After a seven-day trial this summer, a judge sided with the parents on these issues.
“The NCLB is an acronym for ‘No Child Left Behind,’ but the district admittedly adopted a plan for the general good with no specific strategies for those subgroups who failed AYP,” the judge wrote. “These subgroups have continued to fail after the 2011 plan was implemented.”
District officials testified that changing the academic status at Richmond was not part of their 2011 school improvement plan, but the judge found otherwise.
“Although district personnel repeatedly denied that resolving the Richmond issue was a factor in the 2011 plan, the court does not find this testimony credible,” he wrote.
Parents had hoped to return Richmond and Davis to their original kindergarten to fifth grade configurations with their lawsuit, but that doesn’t look like it will happen.
The judge ruled that the school board had the right to determine school attendance boundaries, but noted on Wednesday that, “Nothing in this court’s order would prohibit the district from returning to its prior building configurations so long as NCLB mandates are met.”
District 303 School Board member Edward McNally has children, ages 7 and 9, who attend Davis and Richmond schools.
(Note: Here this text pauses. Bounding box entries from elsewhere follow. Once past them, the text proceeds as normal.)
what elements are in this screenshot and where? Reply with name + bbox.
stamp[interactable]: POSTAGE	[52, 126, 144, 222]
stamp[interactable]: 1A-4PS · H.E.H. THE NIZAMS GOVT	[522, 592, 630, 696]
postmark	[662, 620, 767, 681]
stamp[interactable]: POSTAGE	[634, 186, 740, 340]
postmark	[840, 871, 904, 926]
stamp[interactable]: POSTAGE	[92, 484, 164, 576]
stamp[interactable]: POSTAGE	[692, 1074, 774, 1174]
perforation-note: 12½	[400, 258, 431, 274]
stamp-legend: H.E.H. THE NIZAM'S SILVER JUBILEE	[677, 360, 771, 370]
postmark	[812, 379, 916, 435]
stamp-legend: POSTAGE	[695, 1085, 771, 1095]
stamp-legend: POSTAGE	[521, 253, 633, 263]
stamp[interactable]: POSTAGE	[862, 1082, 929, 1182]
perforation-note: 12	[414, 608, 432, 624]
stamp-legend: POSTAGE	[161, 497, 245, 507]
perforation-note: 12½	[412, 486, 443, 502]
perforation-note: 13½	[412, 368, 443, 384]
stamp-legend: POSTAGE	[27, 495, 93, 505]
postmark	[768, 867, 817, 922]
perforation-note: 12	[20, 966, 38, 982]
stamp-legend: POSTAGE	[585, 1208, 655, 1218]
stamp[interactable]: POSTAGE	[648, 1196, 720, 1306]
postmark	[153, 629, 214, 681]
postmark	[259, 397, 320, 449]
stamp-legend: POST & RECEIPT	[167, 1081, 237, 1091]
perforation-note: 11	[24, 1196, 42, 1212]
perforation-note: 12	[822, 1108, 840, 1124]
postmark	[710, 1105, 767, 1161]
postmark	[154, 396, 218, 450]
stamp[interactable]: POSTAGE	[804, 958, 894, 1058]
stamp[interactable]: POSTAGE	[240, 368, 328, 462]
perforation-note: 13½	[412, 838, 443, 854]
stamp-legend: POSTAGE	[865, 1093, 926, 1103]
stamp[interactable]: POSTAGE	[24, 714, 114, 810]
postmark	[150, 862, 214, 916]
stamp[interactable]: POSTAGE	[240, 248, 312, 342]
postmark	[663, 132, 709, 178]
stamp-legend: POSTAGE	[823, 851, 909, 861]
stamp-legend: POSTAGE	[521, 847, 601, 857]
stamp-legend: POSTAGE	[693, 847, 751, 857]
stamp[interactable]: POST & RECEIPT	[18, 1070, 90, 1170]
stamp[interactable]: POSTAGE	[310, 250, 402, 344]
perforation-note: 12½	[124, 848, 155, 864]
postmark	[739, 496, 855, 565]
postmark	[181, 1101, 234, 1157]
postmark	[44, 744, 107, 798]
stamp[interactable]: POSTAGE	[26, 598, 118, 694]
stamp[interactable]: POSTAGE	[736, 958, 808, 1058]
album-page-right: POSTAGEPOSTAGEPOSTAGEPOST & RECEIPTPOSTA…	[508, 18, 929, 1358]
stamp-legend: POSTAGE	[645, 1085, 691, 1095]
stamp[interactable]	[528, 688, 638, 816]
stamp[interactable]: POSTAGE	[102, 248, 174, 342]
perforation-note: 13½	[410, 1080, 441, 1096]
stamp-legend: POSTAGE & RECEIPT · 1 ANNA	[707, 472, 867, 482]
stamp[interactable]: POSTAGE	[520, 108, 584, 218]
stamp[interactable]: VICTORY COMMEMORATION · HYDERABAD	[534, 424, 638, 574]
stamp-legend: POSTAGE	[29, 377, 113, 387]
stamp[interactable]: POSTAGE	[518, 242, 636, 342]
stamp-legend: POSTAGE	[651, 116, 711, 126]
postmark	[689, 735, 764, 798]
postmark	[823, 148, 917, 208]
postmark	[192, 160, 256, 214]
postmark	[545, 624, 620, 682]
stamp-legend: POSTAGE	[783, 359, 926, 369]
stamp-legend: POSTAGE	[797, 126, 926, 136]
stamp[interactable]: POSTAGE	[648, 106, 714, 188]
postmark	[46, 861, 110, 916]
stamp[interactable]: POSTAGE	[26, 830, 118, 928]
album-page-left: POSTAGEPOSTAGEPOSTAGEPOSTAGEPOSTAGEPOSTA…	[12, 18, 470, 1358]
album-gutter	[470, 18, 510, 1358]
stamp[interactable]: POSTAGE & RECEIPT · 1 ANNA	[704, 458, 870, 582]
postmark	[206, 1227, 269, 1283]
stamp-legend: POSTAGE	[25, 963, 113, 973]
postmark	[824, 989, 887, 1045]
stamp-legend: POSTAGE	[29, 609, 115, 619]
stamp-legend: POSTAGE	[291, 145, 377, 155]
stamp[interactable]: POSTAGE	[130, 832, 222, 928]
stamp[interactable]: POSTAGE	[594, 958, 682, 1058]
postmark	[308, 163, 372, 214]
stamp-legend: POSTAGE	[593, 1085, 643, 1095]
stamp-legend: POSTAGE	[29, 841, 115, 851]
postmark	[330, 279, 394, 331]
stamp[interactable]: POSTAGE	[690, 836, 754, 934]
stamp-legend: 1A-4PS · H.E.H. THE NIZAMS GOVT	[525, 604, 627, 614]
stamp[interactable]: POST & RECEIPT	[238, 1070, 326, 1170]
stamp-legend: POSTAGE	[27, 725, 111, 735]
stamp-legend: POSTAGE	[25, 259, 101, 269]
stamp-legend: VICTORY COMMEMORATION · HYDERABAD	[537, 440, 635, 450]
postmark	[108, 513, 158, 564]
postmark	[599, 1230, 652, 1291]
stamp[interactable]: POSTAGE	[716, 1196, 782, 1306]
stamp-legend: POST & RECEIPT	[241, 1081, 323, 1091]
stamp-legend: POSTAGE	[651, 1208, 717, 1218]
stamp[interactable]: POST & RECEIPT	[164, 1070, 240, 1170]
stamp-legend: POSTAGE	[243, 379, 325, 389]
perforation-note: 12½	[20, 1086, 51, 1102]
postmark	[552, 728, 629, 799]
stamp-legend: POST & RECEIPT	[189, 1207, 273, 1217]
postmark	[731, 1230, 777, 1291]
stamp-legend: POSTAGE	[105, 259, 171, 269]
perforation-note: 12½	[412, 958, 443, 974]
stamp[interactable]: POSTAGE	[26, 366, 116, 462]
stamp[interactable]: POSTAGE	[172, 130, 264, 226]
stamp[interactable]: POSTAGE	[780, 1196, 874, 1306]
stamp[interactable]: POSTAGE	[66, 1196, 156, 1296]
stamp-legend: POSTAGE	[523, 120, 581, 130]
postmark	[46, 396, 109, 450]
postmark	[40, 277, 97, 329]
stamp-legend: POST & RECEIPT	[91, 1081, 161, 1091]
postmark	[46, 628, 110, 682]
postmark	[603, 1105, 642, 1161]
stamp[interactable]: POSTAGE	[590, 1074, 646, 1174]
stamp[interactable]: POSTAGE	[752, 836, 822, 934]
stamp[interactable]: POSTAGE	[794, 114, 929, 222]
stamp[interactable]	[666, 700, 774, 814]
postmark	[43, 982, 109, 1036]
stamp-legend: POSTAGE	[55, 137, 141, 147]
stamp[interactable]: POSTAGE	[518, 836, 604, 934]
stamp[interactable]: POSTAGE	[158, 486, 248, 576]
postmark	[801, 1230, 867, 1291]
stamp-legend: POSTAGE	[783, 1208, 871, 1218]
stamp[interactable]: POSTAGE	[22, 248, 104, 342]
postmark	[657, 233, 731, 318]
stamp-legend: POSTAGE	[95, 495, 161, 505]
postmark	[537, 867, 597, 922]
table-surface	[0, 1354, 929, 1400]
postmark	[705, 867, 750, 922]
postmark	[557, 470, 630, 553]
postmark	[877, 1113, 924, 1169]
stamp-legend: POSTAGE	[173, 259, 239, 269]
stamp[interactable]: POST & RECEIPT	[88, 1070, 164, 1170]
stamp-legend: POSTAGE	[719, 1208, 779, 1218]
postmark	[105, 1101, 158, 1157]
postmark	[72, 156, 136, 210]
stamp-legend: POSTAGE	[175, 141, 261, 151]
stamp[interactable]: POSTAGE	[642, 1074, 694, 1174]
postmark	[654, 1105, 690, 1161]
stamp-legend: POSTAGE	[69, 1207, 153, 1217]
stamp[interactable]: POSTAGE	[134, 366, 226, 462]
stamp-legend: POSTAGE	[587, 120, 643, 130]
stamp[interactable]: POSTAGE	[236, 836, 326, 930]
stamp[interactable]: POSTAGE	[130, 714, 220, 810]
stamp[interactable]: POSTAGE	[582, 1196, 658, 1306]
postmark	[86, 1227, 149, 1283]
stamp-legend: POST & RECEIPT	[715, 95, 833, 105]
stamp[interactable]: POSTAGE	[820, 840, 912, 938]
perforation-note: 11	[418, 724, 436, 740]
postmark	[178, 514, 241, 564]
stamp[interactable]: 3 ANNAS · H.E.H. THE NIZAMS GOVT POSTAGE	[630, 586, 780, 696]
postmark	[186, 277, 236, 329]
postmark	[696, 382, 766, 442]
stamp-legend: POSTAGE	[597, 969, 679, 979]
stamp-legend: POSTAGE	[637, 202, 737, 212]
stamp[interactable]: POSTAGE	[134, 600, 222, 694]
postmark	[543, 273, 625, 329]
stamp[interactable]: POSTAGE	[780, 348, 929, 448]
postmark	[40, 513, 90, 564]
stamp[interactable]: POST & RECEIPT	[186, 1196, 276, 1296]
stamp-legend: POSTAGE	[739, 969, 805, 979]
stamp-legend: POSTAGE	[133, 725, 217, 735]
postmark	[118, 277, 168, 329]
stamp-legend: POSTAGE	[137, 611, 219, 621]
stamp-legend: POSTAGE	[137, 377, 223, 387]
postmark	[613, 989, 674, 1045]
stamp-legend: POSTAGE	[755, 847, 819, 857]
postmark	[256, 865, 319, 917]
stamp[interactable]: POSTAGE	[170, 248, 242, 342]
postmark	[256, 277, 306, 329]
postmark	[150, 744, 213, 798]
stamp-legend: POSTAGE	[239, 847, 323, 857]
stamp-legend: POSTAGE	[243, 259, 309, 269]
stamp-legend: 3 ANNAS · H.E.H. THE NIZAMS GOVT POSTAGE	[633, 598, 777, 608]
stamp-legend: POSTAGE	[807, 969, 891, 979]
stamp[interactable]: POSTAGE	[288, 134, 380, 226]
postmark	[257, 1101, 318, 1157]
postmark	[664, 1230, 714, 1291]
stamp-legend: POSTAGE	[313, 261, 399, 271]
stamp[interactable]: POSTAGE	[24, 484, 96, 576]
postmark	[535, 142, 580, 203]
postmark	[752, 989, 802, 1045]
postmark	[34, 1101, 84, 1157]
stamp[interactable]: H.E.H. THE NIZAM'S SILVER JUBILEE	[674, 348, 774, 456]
He has been an outspoken supporter of the parents who filed the lawsuit. He ran for election to the board in April, he said, in part because of the Richmond-Davis litigation.
In an interview Thursday, McNally said he hopes the district will form a diverse parent committee to give input on the school improvement plan and seriously consider putting the schools back together, if a majority of parents want that.
Schlomann said he envisions a parent engagement process that is “more inclusive than exclusive” and will provoke a “larger discussion.”
“What the judge is looking at is a more specific one that’s focused on student learning and the needs of certain subgroups,” Schlomann said.
But McNally thinks administrators will have to work to build trust with parents who lost faith in district leadership during the court battle. Parents would forgive and forget, McNally said, if board members and district officials who made the decision to reconfigure the schools admitted it didn’t work out.
“Quite honestly [parents] don’t feel like they can trust what [Schlomann] is saying,” McNally said. “He said he was going to fix this in the past. I think the parents almost kind of have to have final say on things, in order for them to feel like they are involved.”
Timothy Dwyer, a lawyer for the parents, said his clients are disappointed that the district isn’t planning to restructure the schools, but sees the mandate to develop a revised improvement plan as a win.
The parents he represents are still deciding if they will file an appeal, Dwyer said Thursday.
“My clients are always going to be watching the district, regardless of the litigation,” Dwyer said. “Unfortunately, they’ve proven that they need to be watched.”